Ms Jaensch Regional Coordinator Greater Sunraysia Pest Free Area is reminding everyone to refresh their monitoring traps with the start of spring so you know if Queensland Fruit Flies are active in your garden.
“Queensland Fruit Fly can survive winter so get ready to protect your fruit and vegetables.”
“The flies have used up most of their energy reserves over winter and they need to find some protein in a hurry so they can starting mating and laying eggs again.”
“We usually see a spring spike in the number of flies in regional monitoring traps around mid-September. If we could kill off all these flies before they have a chance to mate and lay eggs then it would make control a lot easier for everyone later in the season,” she said.

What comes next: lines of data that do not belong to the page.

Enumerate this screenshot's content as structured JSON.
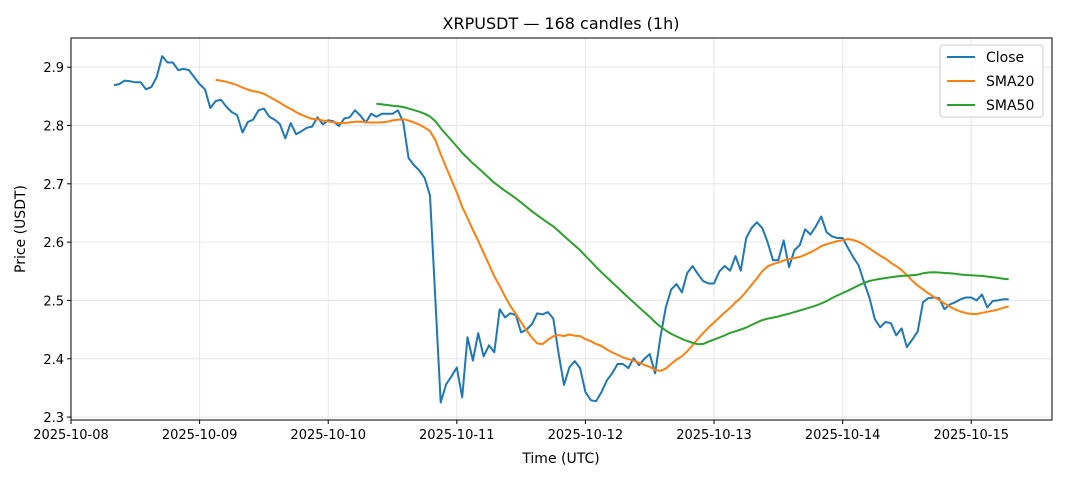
{
  "chart_data": {
    "type": "line",
    "title": "XRPUSDT — 168 candles (1h)",
    "xlabel": "Time (UTC)",
    "ylabel": "Price (USDT)",
    "start_time": "2025-10-08 08:00",
    "interval_hours": 1,
    "xlim_days": [
      0,
      7.628
    ],
    "ylim": [
      2.295,
      2.95
    ],
    "grid": true,
    "legend_position": "top-right",
    "x_ticks": [
      "2025-10-08",
      "2025-10-09",
      "2025-10-10",
      "2025-10-11",
      "2025-10-12",
      "2025-10-13",
      "2025-10-14",
      "2025-10-15"
    ],
    "y_ticks": [
      2.3,
      2.4,
      2.5,
      2.6,
      2.7,
      2.8,
      2.9
    ],
    "series": [
      {
        "name": "Close",
        "color": "#1f77b4"
      },
      {
        "name": "SMA20",
        "color": "#ff7f0e",
        "window": 20
      },
      {
        "name": "SMA50",
        "color": "#2ca02c",
        "window": 50
      }
    ],
    "close": [
      2.869,
      2.871,
      2.877,
      2.876,
      2.874,
      2.874,
      2.862,
      2.866,
      2.883,
      2.919,
      2.908,
      2.908,
      2.895,
      2.897,
      2.895,
      2.883,
      2.871,
      2.862,
      2.83,
      2.842,
      2.844,
      2.832,
      2.823,
      2.818,
      2.788,
      2.806,
      2.81,
      2.826,
      2.829,
      2.815,
      2.81,
      2.802,
      2.778,
      2.804,
      2.785,
      2.79,
      2.796,
      2.798,
      2.814,
      2.802,
      2.809,
      2.807,
      2.799,
      2.812,
      2.814,
      2.826,
      2.817,
      2.805,
      2.82,
      2.815,
      2.82,
      2.82,
      2.82,
      2.826,
      2.806,
      2.744,
      2.732,
      2.723,
      2.71,
      2.68,
      2.5,
      2.325,
      2.356,
      2.37,
      2.385,
      2.334,
      2.437,
      2.397,
      2.444,
      2.404,
      2.423,
      2.411,
      2.485,
      2.471,
      2.478,
      2.475,
      2.445,
      2.45,
      2.459,
      2.478,
      2.476,
      2.48,
      2.469,
      2.409,
      2.355,
      2.385,
      2.396,
      2.384,
      2.343,
      2.329,
      2.327,
      2.343,
      2.363,
      2.375,
      2.391,
      2.391,
      2.384,
      2.401,
      2.389,
      2.4,
      2.408,
      2.375,
      2.437,
      2.488,
      2.519,
      2.528,
      2.514,
      2.547,
      2.559,
      2.545,
      2.533,
      2.529,
      2.529,
      2.55,
      2.559,
      2.551,
      2.576,
      2.551,
      2.607,
      2.624,
      2.634,
      2.624,
      2.6,
      2.569,
      2.569,
      2.603,
      2.557,
      2.586,
      2.595,
      2.622,
      2.613,
      2.627,
      2.644,
      2.617,
      2.61,
      2.607,
      2.607,
      2.59,
      2.574,
      2.56,
      2.531,
      2.505,
      2.468,
      2.454,
      2.463,
      2.461,
      2.44,
      2.452,
      2.42,
      2.433,
      2.447,
      2.497,
      2.504,
      2.505,
      2.504,
      2.485,
      2.493,
      2.497,
      2.502,
      2.505,
      2.505,
      2.5,
      2.51,
      2.488,
      2.499,
      2.5,
      2.502,
      2.502
    ]
  }
}
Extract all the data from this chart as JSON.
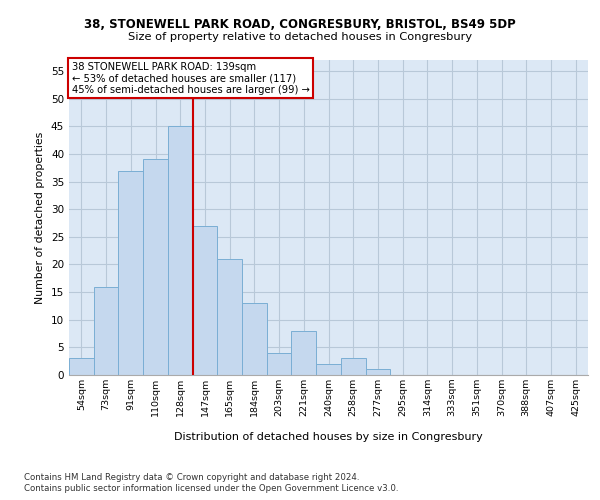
{
  "title1": "38, STONEWELL PARK ROAD, CONGRESBURY, BRISTOL, BS49 5DP",
  "title2": "Size of property relative to detached houses in Congresbury",
  "xlabel": "Distribution of detached houses by size in Congresbury",
  "ylabel": "Number of detached properties",
  "bar_values": [
    3,
    16,
    37,
    39,
    45,
    27,
    21,
    13,
    4,
    8,
    2,
    3,
    1,
    0,
    0,
    0,
    0,
    0,
    0,
    0,
    0
  ],
  "bin_labels": [
    "54sqm",
    "73sqm",
    "91sqm",
    "110sqm",
    "128sqm",
    "147sqm",
    "165sqm",
    "184sqm",
    "203sqm",
    "221sqm",
    "240sqm",
    "258sqm",
    "277sqm",
    "295sqm",
    "314sqm",
    "333sqm",
    "351sqm",
    "370sqm",
    "388sqm",
    "407sqm",
    "425sqm"
  ],
  "bar_color": "#c5d8ee",
  "bar_edge_color": "#7aaed4",
  "grid_color": "#b8c8d8",
  "background_color": "#dce8f5",
  "vline_bin_index": 4,
  "annotation_text": "38 STONEWELL PARK ROAD: 139sqm\n← 53% of detached houses are smaller (117)\n45% of semi-detached houses are larger (99) →",
  "annotation_box_color": "#ffffff",
  "annotation_edge_color": "#cc0000",
  "vline_color": "#cc0000",
  "footer1": "Contains HM Land Registry data © Crown copyright and database right 2024.",
  "footer2": "Contains public sector information licensed under the Open Government Licence v3.0.",
  "ylim": [
    0,
    57
  ],
  "yticks": [
    0,
    5,
    10,
    15,
    20,
    25,
    30,
    35,
    40,
    45,
    50,
    55
  ]
}
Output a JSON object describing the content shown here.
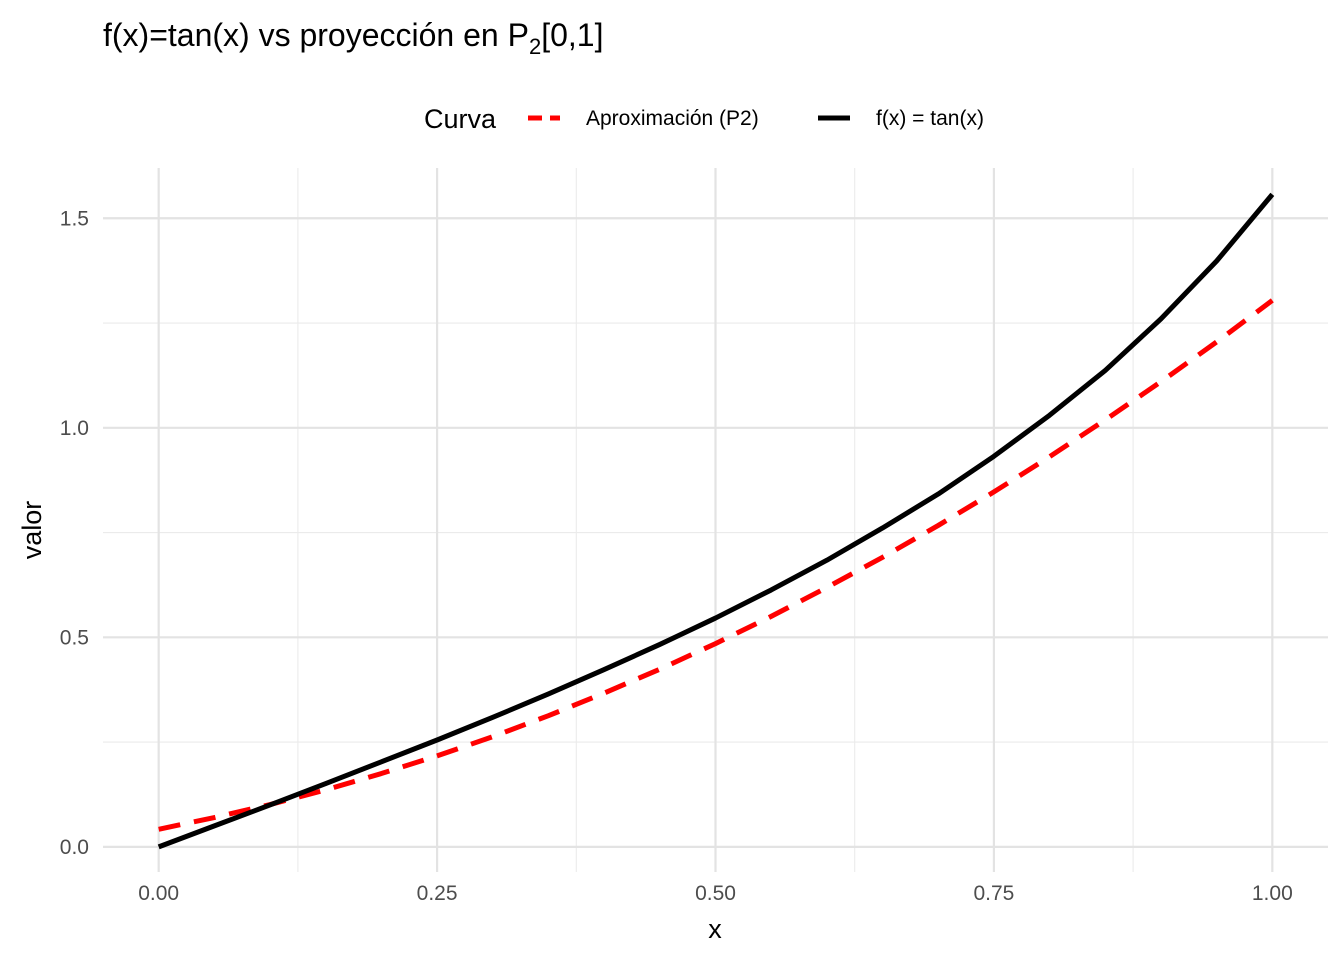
{
  "chart_data": {
    "type": "line",
    "title": {
      "main": "f(x)=tan(x) vs proyección en P",
      "subscript": "2",
      "suffix": "[0,1]"
    },
    "xlabel": "x",
    "ylabel": "valor",
    "xlim": [
      -0.05,
      1.05
    ],
    "ylim": [
      -0.06,
      1.62
    ],
    "x_ticks": [
      0.0,
      0.25,
      0.5,
      0.75,
      1.0
    ],
    "x_tick_labels": [
      "0.00",
      "0.25",
      "0.50",
      "0.75",
      "1.00"
    ],
    "y_ticks": [
      0.0,
      0.5,
      1.0,
      1.5
    ],
    "y_tick_labels": [
      "0.0",
      "0.5",
      "1.0",
      "1.5"
    ],
    "x_minor_ticks": [
      0.125,
      0.375,
      0.625,
      0.875
    ],
    "y_minor_ticks": [
      0.25,
      0.75,
      1.25
    ],
    "grid": true,
    "legend": {
      "title": "Curva",
      "placement": "top"
    },
    "series": [
      {
        "name": "Aproximación (P2)",
        "color": "#ff0000",
        "dash": "dashed",
        "x": [
          0.0,
          0.05,
          0.1,
          0.15,
          0.2,
          0.25,
          0.3,
          0.35,
          0.4,
          0.45,
          0.5,
          0.55,
          0.6,
          0.65,
          0.7,
          0.75,
          0.8,
          0.85,
          0.9,
          0.95,
          1.0
        ],
        "y": [
          0.042,
          0.07,
          0.101,
          0.136,
          0.175,
          0.217,
          0.263,
          0.313,
          0.367,
          0.424,
          0.485,
          0.55,
          0.619,
          0.691,
          0.767,
          0.847,
          0.931,
          1.019,
          1.11,
          1.205,
          1.304
        ]
      },
      {
        "name": "f(x) = tan(x)",
        "color": "#000000",
        "dash": "solid",
        "x": [
          0.0,
          0.05,
          0.1,
          0.15,
          0.2,
          0.25,
          0.3,
          0.35,
          0.4,
          0.45,
          0.5,
          0.55,
          0.6,
          0.65,
          0.7,
          0.75,
          0.8,
          0.85,
          0.9,
          0.95,
          1.0
        ],
        "y": [
          0.0,
          0.05,
          0.1,
          0.151,
          0.203,
          0.255,
          0.309,
          0.365,
          0.423,
          0.483,
          0.546,
          0.613,
          0.684,
          0.761,
          0.842,
          0.932,
          1.03,
          1.137,
          1.26,
          1.398,
          1.557
        ]
      }
    ]
  }
}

Ms Jaensch said there is still plenty of winter fruit around like mandarines, limes, lemons, olives, avocadoes and navel oranges.
“We want to remind everyone who has a fruit tree to make sure fruit is not left to over-ripen on the tree. The longer the fruit is on the tree the greater chance the fruit will be stung. Make smart choices when planning your vegie patch by selecting plants that don’t host fruit fly. You can still enjoy home gardening without the disappointment by growing herbs; leafy greens; root vegetables where the flies won’t lay their eggs,” Ms Jaensch said.
Insect nets are fast becoming a popular control measure for both fruit and vegetables as it provides a physical barrier. If you have apricots or plum trees that usually ripen at Christmas time, an insect net installed at the end of October will help protect your fruit. Make sure you purchase your nets early from local hardware, agriculture supply stores or online.